Evangelical Christian author Joni Eareckson Tada, who has been a quadriplegic more than 48 years, has officially endorsed Marco Rubio for president, citing the Florida Senator's commitment to a "compassionate social conservatism which lifts up the needy."
In a statement from the Rubio campaign shared by World Magazine, Tada, a longtime disabilities advocate and founder of the global ministry Joni and Friends, said, "American society, as with any nation, is judged on how it treats its weakest members, including the elderly, people with disabilities, and the unborn. ... On all issues relating to sanctity of life, Sen. Rubio is solidly committed to a compassionate social conservatism which lifts up the needy."
The report notes that Tada, who served on the U.S. State Department's Disability Advisory Committee under former Secretary of State Condoleezza Rice, will also join Rubio's dignity of life advisory board.
A number of other influential leaders in the Evangelical community, including Sen. Tim Scott, R-S.C., former Sen. Rick Santorum, R-Pa., and Rev. Tony Suarez, the executive vice president of the United States' largest Hispanic evangelical organization, also joined Tada in endorsing Rubio last week.
Additionally, World Mag's monthly surveys found last month that Rubio has the support of more than 70 percent of evangelical leaders and influencers, and remains their top presidential pick for the seventh month in a row.
When asked, "If the presidential election were today, which declared candidate do you prefer?," 48.8 percent of the respondents named Rubio, while 23.8 percent said he was their "second choice."
"Rubio appeals strongly to evangelicals because of his past and present record on issues like abortion and gay marriage, his commitment to making court appointments that will uphold conservative principles in the future, and his sheer electability," survey participant Karen Swallow Prior, an author and Liberty University professor, was quoted as saying.

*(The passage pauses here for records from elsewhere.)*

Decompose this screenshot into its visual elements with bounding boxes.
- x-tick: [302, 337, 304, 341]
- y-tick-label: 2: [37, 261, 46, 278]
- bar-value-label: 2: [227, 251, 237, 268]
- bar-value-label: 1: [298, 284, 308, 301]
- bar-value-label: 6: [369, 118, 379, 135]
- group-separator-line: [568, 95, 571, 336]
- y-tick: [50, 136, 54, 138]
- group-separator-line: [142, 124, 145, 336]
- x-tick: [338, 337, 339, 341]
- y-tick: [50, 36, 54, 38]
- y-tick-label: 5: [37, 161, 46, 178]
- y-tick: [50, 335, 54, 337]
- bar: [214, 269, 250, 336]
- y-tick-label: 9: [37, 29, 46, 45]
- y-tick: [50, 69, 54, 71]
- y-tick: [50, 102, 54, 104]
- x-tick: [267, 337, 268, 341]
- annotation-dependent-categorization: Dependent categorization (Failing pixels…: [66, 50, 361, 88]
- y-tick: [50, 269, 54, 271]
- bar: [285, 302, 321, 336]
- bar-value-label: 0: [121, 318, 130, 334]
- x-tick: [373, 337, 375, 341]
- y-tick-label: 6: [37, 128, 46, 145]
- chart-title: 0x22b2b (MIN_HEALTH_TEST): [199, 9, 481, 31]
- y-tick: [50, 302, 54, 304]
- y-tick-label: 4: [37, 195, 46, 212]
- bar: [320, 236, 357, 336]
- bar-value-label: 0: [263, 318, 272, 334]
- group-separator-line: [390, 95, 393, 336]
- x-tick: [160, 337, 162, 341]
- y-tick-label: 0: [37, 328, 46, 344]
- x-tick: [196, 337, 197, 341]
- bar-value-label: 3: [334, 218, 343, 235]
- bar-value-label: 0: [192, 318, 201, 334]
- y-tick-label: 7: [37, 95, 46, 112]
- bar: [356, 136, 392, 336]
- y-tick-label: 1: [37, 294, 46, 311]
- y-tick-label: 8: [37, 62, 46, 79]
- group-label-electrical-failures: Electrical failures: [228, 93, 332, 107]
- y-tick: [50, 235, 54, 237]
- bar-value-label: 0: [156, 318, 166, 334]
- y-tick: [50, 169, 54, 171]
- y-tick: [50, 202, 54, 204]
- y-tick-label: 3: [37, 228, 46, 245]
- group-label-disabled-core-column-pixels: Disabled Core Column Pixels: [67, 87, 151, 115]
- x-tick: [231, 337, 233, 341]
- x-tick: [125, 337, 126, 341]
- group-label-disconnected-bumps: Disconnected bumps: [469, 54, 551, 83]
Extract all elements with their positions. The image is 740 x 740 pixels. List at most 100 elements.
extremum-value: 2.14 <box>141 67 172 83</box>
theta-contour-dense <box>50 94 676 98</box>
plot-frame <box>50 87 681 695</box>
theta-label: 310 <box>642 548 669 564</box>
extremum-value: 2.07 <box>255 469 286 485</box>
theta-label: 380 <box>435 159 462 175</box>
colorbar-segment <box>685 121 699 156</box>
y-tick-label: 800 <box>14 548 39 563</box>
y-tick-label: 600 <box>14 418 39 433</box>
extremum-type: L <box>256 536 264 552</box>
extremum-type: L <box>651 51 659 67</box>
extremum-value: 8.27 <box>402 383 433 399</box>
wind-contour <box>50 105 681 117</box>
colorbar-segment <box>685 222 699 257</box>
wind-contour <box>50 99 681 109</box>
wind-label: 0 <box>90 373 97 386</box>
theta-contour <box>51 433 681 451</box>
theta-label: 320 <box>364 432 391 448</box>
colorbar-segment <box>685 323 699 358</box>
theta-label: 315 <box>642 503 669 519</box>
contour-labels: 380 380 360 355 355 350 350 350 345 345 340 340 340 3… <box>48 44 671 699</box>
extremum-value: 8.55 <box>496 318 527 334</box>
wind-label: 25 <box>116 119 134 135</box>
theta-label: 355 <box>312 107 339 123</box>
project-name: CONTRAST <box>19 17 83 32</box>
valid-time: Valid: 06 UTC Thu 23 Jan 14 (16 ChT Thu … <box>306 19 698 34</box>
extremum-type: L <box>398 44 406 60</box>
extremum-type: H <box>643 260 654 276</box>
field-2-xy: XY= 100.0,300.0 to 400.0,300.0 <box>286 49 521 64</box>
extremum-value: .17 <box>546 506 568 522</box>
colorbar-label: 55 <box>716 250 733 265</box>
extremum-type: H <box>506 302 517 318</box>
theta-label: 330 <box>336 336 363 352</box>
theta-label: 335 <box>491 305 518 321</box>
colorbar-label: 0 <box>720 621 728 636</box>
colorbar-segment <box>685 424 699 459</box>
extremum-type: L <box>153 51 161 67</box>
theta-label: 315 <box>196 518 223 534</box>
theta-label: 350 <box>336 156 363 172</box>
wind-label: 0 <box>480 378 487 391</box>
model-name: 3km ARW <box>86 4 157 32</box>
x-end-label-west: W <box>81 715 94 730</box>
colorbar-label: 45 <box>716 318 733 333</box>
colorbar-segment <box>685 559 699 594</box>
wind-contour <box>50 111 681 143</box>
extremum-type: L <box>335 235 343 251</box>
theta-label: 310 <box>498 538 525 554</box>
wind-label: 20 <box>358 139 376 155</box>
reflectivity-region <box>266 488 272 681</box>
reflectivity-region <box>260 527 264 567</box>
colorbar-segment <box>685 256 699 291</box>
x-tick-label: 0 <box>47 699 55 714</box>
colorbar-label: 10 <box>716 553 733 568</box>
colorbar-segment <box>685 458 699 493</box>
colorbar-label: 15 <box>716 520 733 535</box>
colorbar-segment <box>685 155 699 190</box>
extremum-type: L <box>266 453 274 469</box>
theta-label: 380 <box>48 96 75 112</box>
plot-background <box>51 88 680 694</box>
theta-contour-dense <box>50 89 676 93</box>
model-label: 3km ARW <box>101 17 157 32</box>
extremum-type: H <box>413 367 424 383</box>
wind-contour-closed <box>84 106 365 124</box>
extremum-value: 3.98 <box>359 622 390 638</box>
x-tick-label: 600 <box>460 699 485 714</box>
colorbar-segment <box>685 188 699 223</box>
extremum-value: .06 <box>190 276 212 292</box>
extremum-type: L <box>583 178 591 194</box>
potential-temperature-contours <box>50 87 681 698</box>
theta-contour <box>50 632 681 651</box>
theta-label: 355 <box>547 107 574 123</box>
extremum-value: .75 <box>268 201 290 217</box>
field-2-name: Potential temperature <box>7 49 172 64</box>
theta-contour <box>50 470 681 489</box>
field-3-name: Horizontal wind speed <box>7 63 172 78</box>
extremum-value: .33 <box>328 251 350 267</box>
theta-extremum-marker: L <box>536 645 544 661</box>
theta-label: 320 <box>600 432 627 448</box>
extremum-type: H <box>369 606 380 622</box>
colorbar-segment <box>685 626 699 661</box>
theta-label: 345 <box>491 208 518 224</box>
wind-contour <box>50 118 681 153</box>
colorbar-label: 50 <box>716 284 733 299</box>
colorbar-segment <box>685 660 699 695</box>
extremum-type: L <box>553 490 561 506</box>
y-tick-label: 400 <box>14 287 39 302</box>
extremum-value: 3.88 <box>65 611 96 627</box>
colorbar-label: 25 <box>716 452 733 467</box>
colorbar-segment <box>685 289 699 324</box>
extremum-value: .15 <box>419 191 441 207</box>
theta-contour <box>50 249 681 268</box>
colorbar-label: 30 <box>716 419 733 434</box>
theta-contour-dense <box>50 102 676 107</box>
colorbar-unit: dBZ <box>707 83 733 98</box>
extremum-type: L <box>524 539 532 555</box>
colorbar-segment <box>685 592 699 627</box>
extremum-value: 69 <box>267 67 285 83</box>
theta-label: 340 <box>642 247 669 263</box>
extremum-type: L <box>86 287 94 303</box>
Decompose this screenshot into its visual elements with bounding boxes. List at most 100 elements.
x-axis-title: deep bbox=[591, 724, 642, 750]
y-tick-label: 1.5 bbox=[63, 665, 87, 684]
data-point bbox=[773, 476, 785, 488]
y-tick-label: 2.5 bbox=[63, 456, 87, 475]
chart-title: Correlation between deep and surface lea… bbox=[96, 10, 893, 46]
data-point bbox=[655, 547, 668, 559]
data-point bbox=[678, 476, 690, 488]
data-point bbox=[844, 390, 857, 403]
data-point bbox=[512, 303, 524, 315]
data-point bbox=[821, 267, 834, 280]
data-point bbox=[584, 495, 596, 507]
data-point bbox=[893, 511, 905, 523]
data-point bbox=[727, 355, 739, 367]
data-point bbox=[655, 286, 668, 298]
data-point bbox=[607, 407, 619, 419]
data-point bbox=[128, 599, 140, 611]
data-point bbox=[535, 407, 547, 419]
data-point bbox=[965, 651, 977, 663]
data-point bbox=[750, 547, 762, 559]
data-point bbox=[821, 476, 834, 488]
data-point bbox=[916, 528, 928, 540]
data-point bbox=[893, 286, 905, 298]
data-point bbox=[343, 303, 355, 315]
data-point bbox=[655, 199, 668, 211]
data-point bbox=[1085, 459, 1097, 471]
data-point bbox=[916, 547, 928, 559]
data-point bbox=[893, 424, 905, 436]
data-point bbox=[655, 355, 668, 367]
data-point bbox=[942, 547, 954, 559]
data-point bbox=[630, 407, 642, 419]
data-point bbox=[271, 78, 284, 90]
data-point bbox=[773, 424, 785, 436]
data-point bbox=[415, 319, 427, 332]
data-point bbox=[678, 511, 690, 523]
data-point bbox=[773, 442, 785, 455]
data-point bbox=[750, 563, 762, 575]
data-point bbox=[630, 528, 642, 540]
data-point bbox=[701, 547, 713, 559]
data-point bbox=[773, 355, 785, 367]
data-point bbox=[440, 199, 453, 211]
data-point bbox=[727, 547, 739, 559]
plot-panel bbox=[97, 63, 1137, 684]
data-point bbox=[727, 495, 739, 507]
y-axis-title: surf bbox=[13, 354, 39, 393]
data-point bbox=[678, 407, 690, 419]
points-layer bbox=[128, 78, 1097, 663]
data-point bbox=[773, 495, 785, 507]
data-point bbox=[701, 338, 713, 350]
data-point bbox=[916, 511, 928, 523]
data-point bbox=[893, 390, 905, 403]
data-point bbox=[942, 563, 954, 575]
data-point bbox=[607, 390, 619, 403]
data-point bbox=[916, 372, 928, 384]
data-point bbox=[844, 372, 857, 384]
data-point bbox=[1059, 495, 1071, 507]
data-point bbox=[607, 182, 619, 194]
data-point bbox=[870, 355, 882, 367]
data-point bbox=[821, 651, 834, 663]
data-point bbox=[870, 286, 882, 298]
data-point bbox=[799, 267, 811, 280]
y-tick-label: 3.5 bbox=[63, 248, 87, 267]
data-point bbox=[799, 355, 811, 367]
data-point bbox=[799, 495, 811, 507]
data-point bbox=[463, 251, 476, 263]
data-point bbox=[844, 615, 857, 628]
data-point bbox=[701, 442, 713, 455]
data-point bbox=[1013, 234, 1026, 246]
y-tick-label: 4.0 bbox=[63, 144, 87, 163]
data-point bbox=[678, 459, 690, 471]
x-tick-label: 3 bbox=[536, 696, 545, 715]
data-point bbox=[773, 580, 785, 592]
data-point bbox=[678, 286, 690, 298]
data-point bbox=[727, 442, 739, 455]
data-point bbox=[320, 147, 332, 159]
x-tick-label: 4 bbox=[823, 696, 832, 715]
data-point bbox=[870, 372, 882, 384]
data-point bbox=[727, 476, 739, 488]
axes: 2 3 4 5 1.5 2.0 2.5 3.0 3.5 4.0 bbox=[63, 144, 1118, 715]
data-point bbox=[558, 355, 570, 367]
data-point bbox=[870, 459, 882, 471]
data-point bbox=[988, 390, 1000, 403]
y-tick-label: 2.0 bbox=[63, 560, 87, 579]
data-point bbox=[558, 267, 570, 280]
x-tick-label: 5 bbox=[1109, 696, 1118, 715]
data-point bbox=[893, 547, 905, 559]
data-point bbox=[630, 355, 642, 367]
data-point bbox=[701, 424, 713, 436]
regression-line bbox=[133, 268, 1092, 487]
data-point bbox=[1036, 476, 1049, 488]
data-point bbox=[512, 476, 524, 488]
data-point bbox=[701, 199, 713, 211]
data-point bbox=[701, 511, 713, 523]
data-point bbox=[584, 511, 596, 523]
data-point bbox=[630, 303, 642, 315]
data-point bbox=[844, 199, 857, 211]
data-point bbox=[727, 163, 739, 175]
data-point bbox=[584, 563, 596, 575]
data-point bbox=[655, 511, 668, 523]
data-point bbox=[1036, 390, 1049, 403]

Writing for The Week, journalist Michael Brendan Doughtery argues that Rubio's willingness to "let his faith cost him something in politics" is what makes him so popular among Evangelical voters.
"Rubio is the kind of Christian who young Christians believe is truly committed to his faith and who won't embarrass them constantly," he writes. "That is a powerful connection for young voters who mostly sense that their faith is merely (and barely) tolerated in the elite circles of culture that they aspire to influence."
A report from the Miami Herald notes that in Thursday night's televised debate, Rubio seemingly appealed to Evangelical voters during his closing statement, which alluded to Jesus' Sermon on the Mount.
"The Bible commands us to let our light shine on the world," Rubio said. "Caucus for me on Monday night because if I am your nominee, I will unite this party and I will defeat Hillary Clinton, and when I'm president, America's light will shine again."